Tesla model 3 pricing specs

The company also revealed final specs for two available Tesla Model 3 configurations, Standard and Long Range.

Let’s take a look at specs for the Model 3, which is made from steel and aluminum. We’ve converted imperial measurements to metric and U.S. dollars to Canadian for ease of reference:

Standard

  • $35,000 USD ($43,517 CAD)
  • 220 miles range (352km)
  • 5.6 sec 0-60 mph (0-96 km)
  • 130 mph (208 km) top speed
  • Home charging rate: 30 miles (48 km) of range per hour (240V outlet, 32A)
  • Battery warranty: 8 years/100,000 miles (160,000 km)
  • Vehicle: 4 year / 50,000 (80,467 km) mile limited warranty
  • Deliveries: starting Fall 2017

Long Range

  • $44,000 USD ($54,707 CAD)
  • 310 miles range (499 km)
  • 5.1 sec 0-60 mph (0-96 km)
  • 140 mph (225 km) top speed
  • Home charging rate: 37 miles (60 km) of range per hour (240V outlet, 40A)
  • Battery warranty: 8 years/120,000 miles (193,121 km)
  • Vehicle: 4 year / 50,000 (80,467 km) mile limited warranty
  • Deliveries: starting July 2017

Electrek was one of many press outlets that attended the Model 3 event and were provided specs and extra options of the Tesla 3, listed below:

Interior

  • 15” touchscreen display
  • Dual zone climate control system
  • FM/Internet streaming radio
  • Textile seating
  • Front Center console with open storage and two USB ports

Model 3 dashboard head on view1

Convenience

  • Onboard maps and navigation
  • Wi-Fi and LTE internet connectivity
  • Keyless entry and remote climate control using the Tesla app
  • Voice activated controls
  • Bluetooth hands-free calling and media streaming
  • 60/40 split folding rear seat to maximize cargo options
  • Back-up camera
  • Auto dimming rear-view mirror
  • One-touch power windows throughout
  • Power-adjustable side mirrors
  • 12-volt power outlet

As for safety, the event showed the Model 3 beating out the Volvo S60 in a side impact test, with Musk saying “In the Model 3, you’re fine,” adding “The Volvo is wrapped like a burrito around a coat hanger. It’s not good.” Well played, Elon.

Safety

  • Full LED exterior lighting
  • Seven cameras, forward radar and twelve ultrasonic sensors enabling active safety technologies including collision avoidance and automatic emergency braking
  • Six front row and two side curtain airbags
  • Three-point safety belts with belt-reminders for driver and four passengers
  • Two LATCH (Lower Anchors and Tethers for Children) attachments in second row
  • Electronic stability and traction control
  • Four-wheel antilock disc brakes with electronic parking brake
  • Child safety locks
  • Anti-theft alarm system
  •  Tire pressure monitoring system

Extra Options

Long Range Battery – $9,000 USD ($11,190 CAD)

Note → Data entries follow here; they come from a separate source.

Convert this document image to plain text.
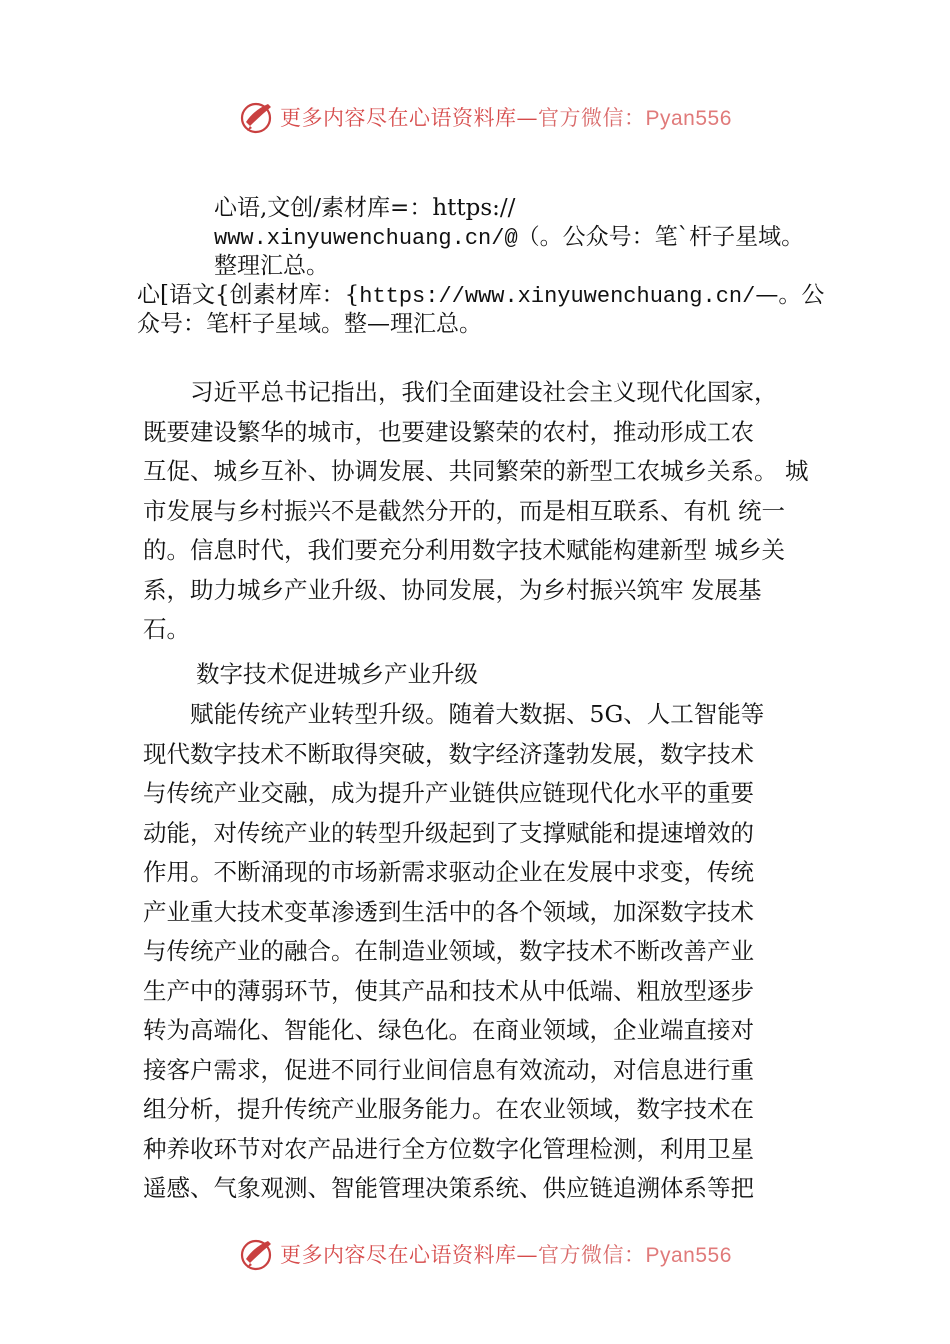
更多内容尽在心语资料库—官方微信：Pyan556
心语,文创/素材库=：https://
www.xinyuwenchuang.cn/@（。公众号：笔`杆子星域。
整理汇总。
心[语文{创素材库：{https://www.xinyuwenchuang.cn/—。公
众号：笔杆子星域。整—理汇总。
　　习近平总书记指出，我们全面建设社会主义现代化国家，
既要建设繁华的城市，也要建设繁荣的农村，推动形成工农
互促、城乡互补、协调发展、共同繁荣的新型工农城乡关系。 城
市发展与乡村振兴不是截然分开的，而是相互联系、有机 统一
的。信息时代，我们要充分利用数字技术赋能构建新型 城乡关
系，助力城乡产业升级、协同发展，为乡村振兴筑牢 发展基
石。
数字技术促进城乡产业升级
　　赋能传统产业转型升级。随着大数据、5G、人工智能等
现代数字技术不断取得突破，数字经济蓬勃发展，数字技术
与传统产业交融，成为提升产业链供应链现代化水平的重要
动能，对传统产业的转型升级起到了支撑赋能和提速增效的
作用。不断涌现的市场新需求驱动企业在发展中求变，传统
产业重大技术变革渗透到生活中的各个领域，加深数字技术
与传统产业的融合。在制造业领域，数字技术不断改善产业
生产中的薄弱环节，使其产品和技术从中低端、粗放型逐步
转为高端化、智能化、绿色化。在商业领域，企业端直接对
接客户需求，促进不同行业间信息有效流动，对信息进行重
组分析，提升传统产业服务能力。在农业领域，数字技术在
种养收环节对农产品进行全方位数字化管理检测，利用卫星
遥感、气象观测、智能管理决策系统、供应链追溯体系等把
更多内容尽在心语资料库—官方微信：Pyan556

  • Supercharging rate: 170 miles (274 km) of range per 30 minutes

Paint – Solid Black is Standard

  • Deep Blue Metallic: $1,000 USD ($1,243 CAD)
  • Silver Metallic: $1,000 USD
  • Pearl White Multi-Coat: $1,000 USD
  • Red Multi-Coat: $1,000 USD

Wheels – 18” Aero is Standard

  • 19” Sport: $1,500 USD ($1,865 CAD)

Premium Upgrades Package – $5,000 USD ($6,216 CAD)

  • Premium heated seating and cabin materials throughout, including open pore wood décor and two rear USBs
  • 12-way, power adjustable front seats, steering column and side mirrors, with custom driver profiles
  • Premium audio system with more power, tweeters, surround speakers and subwoofer
  • Tinted glass roof with ultraviolet and infrared protection
  • Auto dimming, power folding, heated side mirrors
  • LED fog lamps
  • Center console with covered storage and docking for two smartphones

Enhanced Autopilot – $5,000 USD ($6,216 CAD)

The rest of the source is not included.